Cek Fakta: Bolehkah Pedagang Menolak Pembayaran Tunai?

- Gerai Roti'O hanya menerima pembayaran QRIS, menimbulkan protes konsumen
- Bank Indonesia menegaskan aturan yang melarang penolakan rupiah tunai dalam transaksi di Indonesia
- Penggunaan rupiah masih berlaku baik dalam transaksi tunai maupun nontunai, BI terus dorong perluasan pembayaran non-tunai
Jakarta, IDN Times - Video yang memperlihatkan protes seorang pengunjung terhadap kebijakan pembayaran nontunai di gerai Roti’O di halte Transjakarta Monas ramai diperbincangkan di media sosial.
Video tersebut menyoroti penolakan kasir terhadap pembayaran tunai yang hendak dilakukan oleh seorang perempuan lanjut usia.
1. Pertanyakan gerai yang hanya menerima pembayaran QRIS

Dalam video yang diunggah melalui akun Instagram @arli_alcatraz pada Jumat (19/12/2025), seorang pria bernama Arlius Zebua mempertanyakan kebijakan gerai yang hanya menerima pembayaran menggunakan Quick Response Code Indonesian Standard (QRIS).
Menurut Arlius, kebijakan pembayaran non-tunai tersebut berpotensi menyulitkan sebagian konsumen, khususnya lanjut usia yang belum terbiasa dengan sistem pembayaran digital.
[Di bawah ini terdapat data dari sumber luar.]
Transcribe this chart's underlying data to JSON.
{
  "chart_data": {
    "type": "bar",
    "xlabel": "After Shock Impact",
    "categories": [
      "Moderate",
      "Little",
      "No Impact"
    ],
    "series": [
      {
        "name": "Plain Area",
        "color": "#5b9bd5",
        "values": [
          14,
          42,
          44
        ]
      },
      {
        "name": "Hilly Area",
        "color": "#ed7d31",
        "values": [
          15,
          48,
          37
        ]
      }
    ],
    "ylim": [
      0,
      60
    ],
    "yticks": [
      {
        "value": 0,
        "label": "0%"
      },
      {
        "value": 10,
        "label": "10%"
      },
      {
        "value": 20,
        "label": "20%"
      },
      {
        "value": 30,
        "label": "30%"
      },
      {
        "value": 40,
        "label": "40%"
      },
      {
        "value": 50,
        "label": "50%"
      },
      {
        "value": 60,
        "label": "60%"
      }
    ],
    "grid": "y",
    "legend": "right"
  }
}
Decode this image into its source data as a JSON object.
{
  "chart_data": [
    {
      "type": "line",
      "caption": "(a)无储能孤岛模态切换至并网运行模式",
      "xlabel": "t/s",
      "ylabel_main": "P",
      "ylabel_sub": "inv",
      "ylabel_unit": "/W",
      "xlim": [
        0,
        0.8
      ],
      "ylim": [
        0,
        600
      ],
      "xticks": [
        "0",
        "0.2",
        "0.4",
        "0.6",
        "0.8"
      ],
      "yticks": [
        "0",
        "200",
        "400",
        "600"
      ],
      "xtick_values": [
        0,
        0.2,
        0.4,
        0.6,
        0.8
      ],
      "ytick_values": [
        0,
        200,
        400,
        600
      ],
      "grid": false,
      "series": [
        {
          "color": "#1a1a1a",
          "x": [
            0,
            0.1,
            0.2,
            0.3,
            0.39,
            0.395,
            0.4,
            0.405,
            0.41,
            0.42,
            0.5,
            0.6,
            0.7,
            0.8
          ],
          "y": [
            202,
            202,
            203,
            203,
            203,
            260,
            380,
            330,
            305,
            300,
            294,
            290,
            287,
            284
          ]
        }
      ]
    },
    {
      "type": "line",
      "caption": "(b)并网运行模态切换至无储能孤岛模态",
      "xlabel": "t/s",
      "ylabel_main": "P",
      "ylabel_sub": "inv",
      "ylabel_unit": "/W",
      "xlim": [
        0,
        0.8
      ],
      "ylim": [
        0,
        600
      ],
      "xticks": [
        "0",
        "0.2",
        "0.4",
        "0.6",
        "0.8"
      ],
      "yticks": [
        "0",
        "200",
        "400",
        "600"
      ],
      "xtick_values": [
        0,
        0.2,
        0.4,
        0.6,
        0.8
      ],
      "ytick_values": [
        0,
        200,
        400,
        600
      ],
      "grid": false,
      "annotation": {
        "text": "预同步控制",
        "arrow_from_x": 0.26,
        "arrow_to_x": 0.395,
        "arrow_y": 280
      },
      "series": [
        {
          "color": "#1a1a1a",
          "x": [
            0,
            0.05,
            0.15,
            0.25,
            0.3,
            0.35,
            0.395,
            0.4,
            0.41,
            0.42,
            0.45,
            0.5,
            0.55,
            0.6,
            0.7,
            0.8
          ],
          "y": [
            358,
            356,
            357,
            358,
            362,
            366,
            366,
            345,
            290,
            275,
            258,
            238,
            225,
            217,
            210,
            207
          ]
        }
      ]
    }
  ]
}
Dia menilai transaksi seharusnya tetap dapat dilakukan menggunakan uang tunai sebagai alat pembayaran sah.
Dalam rekaman tersebut, Arlius juga meminta pihak gerai untuk menghubungi manajemen Roti’O guna mendapatkan penjelasan terkait kebijakan pembayaran. Sementara itu, konsumen lanjut usia yang berada di lokasi tampak menyampaikan keluhan karena tidak dapat melakukan pembayaran secara tunai.
Lebih lanjut, Arlius menyatakan keberatan terhadap standar operasional prosedur (SOP) pembayaran non-tunai yang diterapkan di gerai tersebut. Melalui media sosial, dia menyebut akan melayangkan somasi kepada Direktur PT Sebastian Citra Indonesia selaku pengelola merek Roti’O, yang dinilai bertanggung jawab atas operasional dan transaksi penjualan di gerai tersebut.
2. Ada aturan dilarang menolak rupiah tunai dalam transaksi

Merespons hal tersebut, Bank Indonesia menegaskan penggunaan rupiah sebagai alat pembayaran di wilayah Negara Kesatuan Republik Indonesia (NKRI) telah diatur secara jelas dalam undang-undang.
Kepala Departemen Komunikasi Bank Indonesia, Ramdan Denny Prakoso, menjelaskan Pasal 33 ayat (2) Undang-Undang Nomor 7 Tahun 2011 tentang Mata Uang mengatur setiap orang dilarang menolak menerima rupiah yang diserahkan sebagai alat pembayaran atau untuk menyelesaikan kewajiban di Indonesia, kecuali terdapat keraguan atas keaslian rupiah tersebut.
"Dengan demikian, ketentuan tersebut mengatur penggunaan mata uang rupiah dalam setiap transaksi di Indonesia," ujar Ramdan dalam keterangan resminya dikutip, Senin (22/12/2025).
3. Rupiah masih berlaku untuk transaksi

Meski demikian, Ramdan menyampaikan penggunaan rupiah dalam sistem pembayaran dapat dilakukan baik melalui instrumen tunai maupun nontunai, sesuai dengan kenyamanan dan kesepakatan para pihak yang bertransaksi. BI juga terus mendorong perluasan penggunaan pembayaran non-tunai karena dinilai lebih cepat, mudah, murah, aman, dan andal.
"Selain itu, transaksi non-tunai dinilai dapat mengurangi risiko peredaran uang palsu," ujar Ramdan.
Namun, Ramdan menegaskan uang tunai masih memiliki peran penting dalam perekonomian nasional. Hal ini mempertimbangkan keragaman demografi serta tantangan geografis dan teknologi di Indonesia, sehingga uang tunai masih dibutuhkan dan digunakan dalam berbagai transaksi di sejumlah wilayah.
BI menilai pengembangan sistem pembayaran nasional perlu tetap mengedepankan prinsip inklusivitas agar dapat melayani seluruh lapisan masyarakat. Dengan demikian, kesimpulannya rupiah tetap merupakan alat pembayaran sah yang tidak boleh ditolak kecuali diragukan keasliannya, sementara pembayaran non-tunai didorong sebagai pilihan untuk meningkatkan efisiensi.